Low dopamine striatal D2 receptors are associated with prefrontal metabolism in obese subjects: possible contributing factors

Nora D Volkow, Gene-Jack Wang, Frank Telang, Joanna S Fowler, Panayotis K Thanos, Jean Logan, David Alexoff, Yu-Shin Ding, Christopher Wong, Yeming Ma, Kith Pradhan, Nora D Volkow, Gene-Jack Wang, Frank Telang, Joanna S Fowler, Panayotis K Thanos, Jean Logan, David Alexoff, Yu-Shin Ding, Christopher Wong, Yeming Ma, Kith Pradhan

Abstract

Dopamine's role in inhibitory control is well recognized and its disruption may contribute to behavioral disorders of discontrol such as obesity. However, the mechanism by which impaired dopamine neurotransmission interferes with inhibitory control is poorly understood. We had previously documented a reduction in dopamine D2 receptors in morbidly obese subjects. To assess if the reductions in dopamine D2 receptors were associated with activity in prefrontal brain regions implicated in inhibitory control we assessed the relationship between dopamine D2 receptor availability in striatum with brain glucose metabolism (marker of brain function) in ten morbidly obese subjects (BMI>40 kg/m(2)) and compared it to that in twelve non-obese controls.

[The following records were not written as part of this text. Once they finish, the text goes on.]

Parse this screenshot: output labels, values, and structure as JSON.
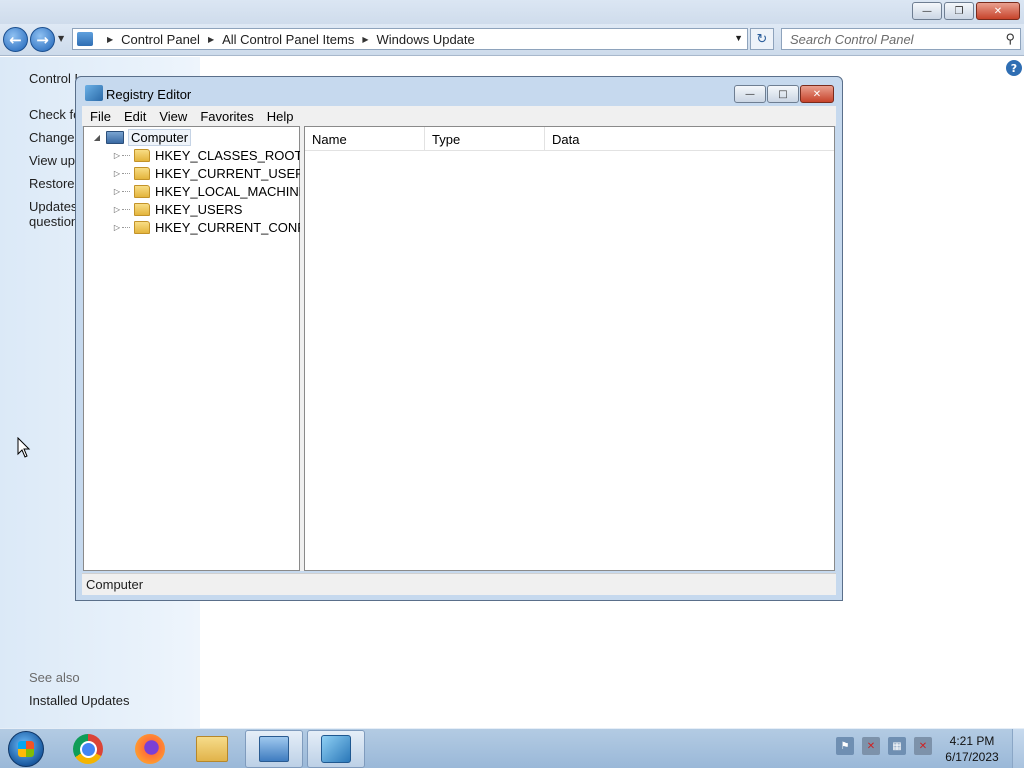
{
  "control_panel": {
    "address_crumbs": [
      "Control Panel",
      "All Control Panel Items",
      "Windows Update"
    ],
    "search_placeholder": "Search Control Panel",
    "left_links": {
      "home": "Control Panel Home",
      "check": "Check for updates",
      "change": "Change settings",
      "view": "View update history",
      "restore": "Restore hidden updates",
      "faq_1": "Updates: frequently asked",
      "faq_2": "questions"
    },
    "see_also": "See also",
    "installed_updates": "Installed Updates"
  },
  "regedit": {
    "title": "Registry Editor",
    "menu": [
      "File",
      "Edit",
      "View",
      "Favorites",
      "Help"
    ],
    "tree_root": "Computer",
    "hives": [
      "HKEY_CLASSES_ROOT",
      "HKEY_CURRENT_USER",
      "HKEY_LOCAL_MACHINE",
      "HKEY_USERS",
      "HKEY_CURRENT_CONFIG"
    ],
    "columns": [
      "Name",
      "Type",
      "Data"
    ],
    "status": "Computer"
  },
  "taskbar": {
    "time": "4:21 PM",
    "date": "6/17/2023"
  },
  "icons": {
    "start": "windows-start-orb",
    "chrome": "chrome-icon",
    "firefox": "firefox-icon",
    "explorer": "folder-icon",
    "control_panel": "control-panel-icon",
    "regedit": "registry-editor-icon"
  }
}
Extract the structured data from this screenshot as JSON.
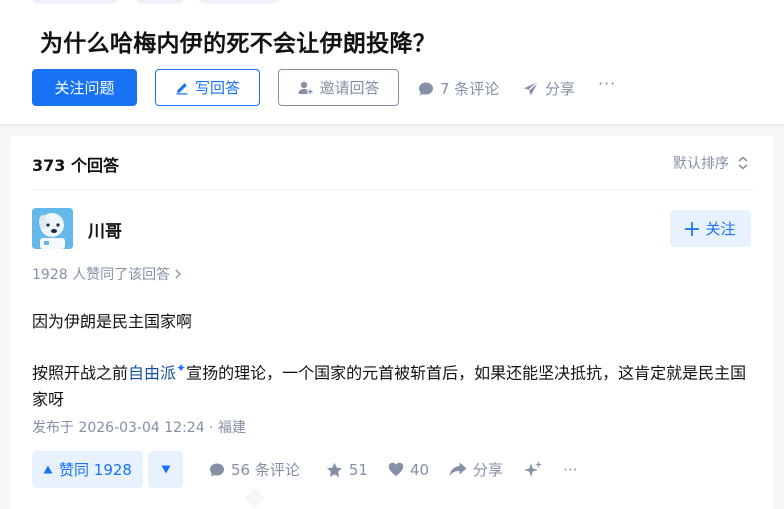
{
  "question": {
    "title": "为什么哈梅内伊的死不会让伊朗投降？",
    "follow_label": "关注问题",
    "write_label": "写回答",
    "invite_label": "邀请回答",
    "comments_label": "7 条评论",
    "share_label": "分享",
    "more_label": "···"
  },
  "answers_header": {
    "count_label": "373 个回答",
    "sort_label": "默认排序"
  },
  "answer": {
    "author_name": "川哥",
    "follow_label": "关注",
    "voters_label": "1928 人赞同了该回答",
    "paragraph1": "因为伊朗是民主国家啊",
    "paragraph2_before": "按照开战之前",
    "paragraph2_link": "自由派",
    "paragraph2_after": "宣扬的理论，一个国家的元首被斩首后，如果还能坚决抵抗，这肯定就是民主国家呀",
    "published": "发布于 2026-03-04 12:24 · 福建",
    "upvote_label": "赞同 1928",
    "comments_label": "56 条评论",
    "favorites": "51",
    "likes": "40",
    "share_label": "分享",
    "more_label": "···"
  },
  "colors": {
    "brand_blue": "#1772f6",
    "muted_gray": "#8590a6",
    "light_blue_bg": "#e8f2fe",
    "link_blue": "#175199"
  },
  "icons": [
    "pen-icon",
    "add-person-icon",
    "comment-bubble-icon",
    "paper-plane-icon",
    "sort-updown-icon",
    "plus-icon",
    "chevron-right-icon",
    "triangle-up-icon",
    "triangle-down-icon",
    "star-icon",
    "heart-icon",
    "share-arrow-icon",
    "sparkle-icon",
    "avatar-dog"
  ]
}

PET was used with [(11)C]raclopride to assess D2 receptors and with [(18)F]FDG to assess regional brain glucose metabolism. In obese subjects striatal D2 receptor availability was lower than controls and was positively correlated with metabolism in dorsolateral prefrontal, medial orbitofrontal, anterior cingulate gyrus and somatosensory cortices. In controls correlations with prefrontal metabolism were not significant but comparisons with those in obese subjects were not significant, which does not permit to ascribe the associations as unique to obesity. The associations between striatal D2 receptors and prefrontal metabolism in obese subjects suggest that decreases in striatal D2 receptors could contribute to overeating via their modulation of striatal prefrontal pathways, which participate in inhibitory control and salience attribution. The association between striatal D2 receptors and metabolism in somatosensory cortices (regions that process palatability) could underlie one of the mechanisms through which dopamine regulates the reinforcing properties of food.

Figures

Fig. 1
Fig. 1
Brain maps obtained with SPM showing the areas where the correlations between striatal D2 receptor availability and brain glucose metabolism were significant. Significance corresponds to P<0.005, uncorrected, cluster size>100 voxels.
Fig. 2
Fig. 2
Regression slopes between DA D2 receptor availability (Bmax/Kd) and regional glucose metabolism (μmol/100 g/min) in prefrontal regions and in somatosensory cortex. The values for these correlations are shown in Table 2.